Thursday, March 1, 2012

.coming.home.

I'm home. Back from Nepal, from Trust Home, from the journey God took me on over the 9/10 days I was gone. It was definitely time to come home. Back to real life, back to responsibilities, back to fitting the lessons into a day-to-day living. That last one will likely be the hardest. Or at least, from this vantage point, it feels like it will be.

We arrived at Trust Home after 36 hours of travel and experiencing some interesting things. From having to read a book called "The Jewish Enemy" (about Nazi propaganda in WWII) in an Arab nation's airport; landing in Kathmandu and being unable to breathe (just me being allergic to the air in Kathmandu, apparently); mystery sausage (either chicken or goat); a 6 hour drive turning into an 11 hour day which included sitting on the side of the road for 4 hours in traffic; to arrival at Trust Home where the headlines shone on 71 smiling faces so excited to meet and greet their new "Aunties." Those are just some of the things we learned, saw and experienced in the first 36 hours from leaving Lynchburg. It's going to take a awhile to process it all, so, I ask your patience as I work through trying to write about it all.

A lot of people who go on these kinds of trips have purpose and reason for going. All I knew was God prompted, provided and pushed me out the door when it came to this trip. Not that I did not want to go, quite the contrary, but I had no idea what God wanted for me to do there or even learn. In one of my first journal entries on the trip, I even wrote "God, I don't know why you even have me here," in a moment of resignation. Truth is, my greatest fear was that God wouldn't do with me or show me anything while I was there. I was afraid - terrified, actually - that this trip would just be a trip and nothing more. I wanted something from God. It didn't take Him long to come through for me, but it was quite different than what I expected.
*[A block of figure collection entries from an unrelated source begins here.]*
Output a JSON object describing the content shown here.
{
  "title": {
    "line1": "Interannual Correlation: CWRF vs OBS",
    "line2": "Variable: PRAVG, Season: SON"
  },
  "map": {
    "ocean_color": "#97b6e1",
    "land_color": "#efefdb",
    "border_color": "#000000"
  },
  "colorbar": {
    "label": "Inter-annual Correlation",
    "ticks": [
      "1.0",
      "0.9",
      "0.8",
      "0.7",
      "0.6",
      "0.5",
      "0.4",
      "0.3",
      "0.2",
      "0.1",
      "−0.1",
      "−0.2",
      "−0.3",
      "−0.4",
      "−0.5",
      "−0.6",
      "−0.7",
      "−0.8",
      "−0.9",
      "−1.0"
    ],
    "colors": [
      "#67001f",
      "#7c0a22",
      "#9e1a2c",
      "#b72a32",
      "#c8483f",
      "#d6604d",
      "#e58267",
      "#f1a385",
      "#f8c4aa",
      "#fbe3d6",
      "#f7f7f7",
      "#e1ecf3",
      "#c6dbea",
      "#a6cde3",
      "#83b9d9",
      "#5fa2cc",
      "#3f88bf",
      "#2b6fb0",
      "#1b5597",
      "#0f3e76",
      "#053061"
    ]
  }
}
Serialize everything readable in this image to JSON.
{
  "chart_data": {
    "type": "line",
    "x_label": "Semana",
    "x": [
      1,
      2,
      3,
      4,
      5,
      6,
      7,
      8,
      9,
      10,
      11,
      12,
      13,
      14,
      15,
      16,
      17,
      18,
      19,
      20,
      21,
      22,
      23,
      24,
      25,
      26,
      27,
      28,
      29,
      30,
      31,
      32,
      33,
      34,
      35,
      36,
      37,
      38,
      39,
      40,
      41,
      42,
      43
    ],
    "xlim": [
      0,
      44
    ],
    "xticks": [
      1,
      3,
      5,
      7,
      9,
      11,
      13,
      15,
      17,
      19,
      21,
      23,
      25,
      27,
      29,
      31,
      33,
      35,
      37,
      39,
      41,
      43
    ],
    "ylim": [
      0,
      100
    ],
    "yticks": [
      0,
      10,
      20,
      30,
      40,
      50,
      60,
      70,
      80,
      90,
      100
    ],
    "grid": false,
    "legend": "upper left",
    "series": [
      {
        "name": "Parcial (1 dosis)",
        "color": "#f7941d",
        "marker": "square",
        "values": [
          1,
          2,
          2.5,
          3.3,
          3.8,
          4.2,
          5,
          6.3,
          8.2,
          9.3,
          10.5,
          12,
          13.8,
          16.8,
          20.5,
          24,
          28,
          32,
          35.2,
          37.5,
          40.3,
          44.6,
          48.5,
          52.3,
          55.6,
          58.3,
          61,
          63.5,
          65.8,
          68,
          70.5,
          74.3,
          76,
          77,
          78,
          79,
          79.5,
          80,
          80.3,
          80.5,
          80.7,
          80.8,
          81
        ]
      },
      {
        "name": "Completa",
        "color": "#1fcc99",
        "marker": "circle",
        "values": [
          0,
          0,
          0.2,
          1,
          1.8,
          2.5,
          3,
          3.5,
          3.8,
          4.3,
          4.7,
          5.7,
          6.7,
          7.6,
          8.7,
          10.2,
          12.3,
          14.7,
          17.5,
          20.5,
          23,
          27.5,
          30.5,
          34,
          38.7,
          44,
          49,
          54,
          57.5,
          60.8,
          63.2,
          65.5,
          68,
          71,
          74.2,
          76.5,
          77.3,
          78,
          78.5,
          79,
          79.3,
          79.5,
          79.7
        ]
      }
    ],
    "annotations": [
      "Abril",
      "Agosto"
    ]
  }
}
I mentioned in posts before I left that the theme of life was about resting in God amid the busy schedule of life. I thought maybe that the point of all that resting was to be able to jump into action when we arrived. I could not have been more wrong. This trip was all about pushing more deeply into rest, silence and quietness. And a whole lot of not doing but being. This might seem counter-intuitive. It did to me. With a leadership bend in me, sitting back in observation, silence and solitude is not really what is natural for me. Which is why this trip was so important in my own life. It was all about doing what is not natural in me.

On the flight from Doha to Kathmandu, God planted a verse deep in my heart regarding what He was up to in my heart. "This is what the LORD says: And I will extend peace to her like a river..." Is. 66:12a This verse lined up with several verses and things people had spoken over me in the few days prior to leaving. When I read that verse, I knew that was something God was getting ready to plow deep into my heart. I went to bed our first night in Kathmandu with that ringing in my ears. The following morning after breakfast, Shea handed me a slip of paper that had this on it:

Amanda - God has taken me to Isaiah 30:15 as I pray over you and I wanted to share it with you. "this is what the Sovereign Lord says: Only in returning to me and resting in Me will you be saved. In quietness and trust is your strength." God has you here for this, to rest in Him and find your strength in Him. I'm praying for you! <3 Shea. 


The trip was that. A place where I discovered rest, but more than that. I had my eyes opened in the silence and rest that mature faith, strong faith is a quiet faith. Watching younger believers on this trip, I saw a lot of "noise" - voices in their heads, fretting, stresses, pushing back against God, working, busy-ness, moving, etc. Contrasting that with the faith and leadership of Dolma, Shea & recalling those I respect and honor as deeply mature believers at home (like my Mom & older brother), I saw stillness, quietude, silence, and peace. A mature faith is a quiet faith.

Things started clicking in my heart right away, as God did not wait until the end of the trip to speak, but gave me His heart for me in this trip in the beginning. He didn't stop emphasizing this either. After Shea gave me that note, our drive to Pokhara took us on an 11 hour drive through the mountains all the way beside a river-road. We followed the course of the river almost the entire way. When we arrived at Trust Home, my assigned room was right beside the canal as it poured into a small outlet and so for the 4 days we were at Trust Home, I heard nothing but rushing water in my room. And the rest of the week was puzzling through the concept of "peace like a River" - when Rivers appear anything but peaceful at times (rapids, waterfalls, etc).

On that note, I will wrap up this first post but God did something in me deeply showing me and growing something of a quieter faith in my heart than I had the day I left. Now as I've come home, the challenge is to live that out.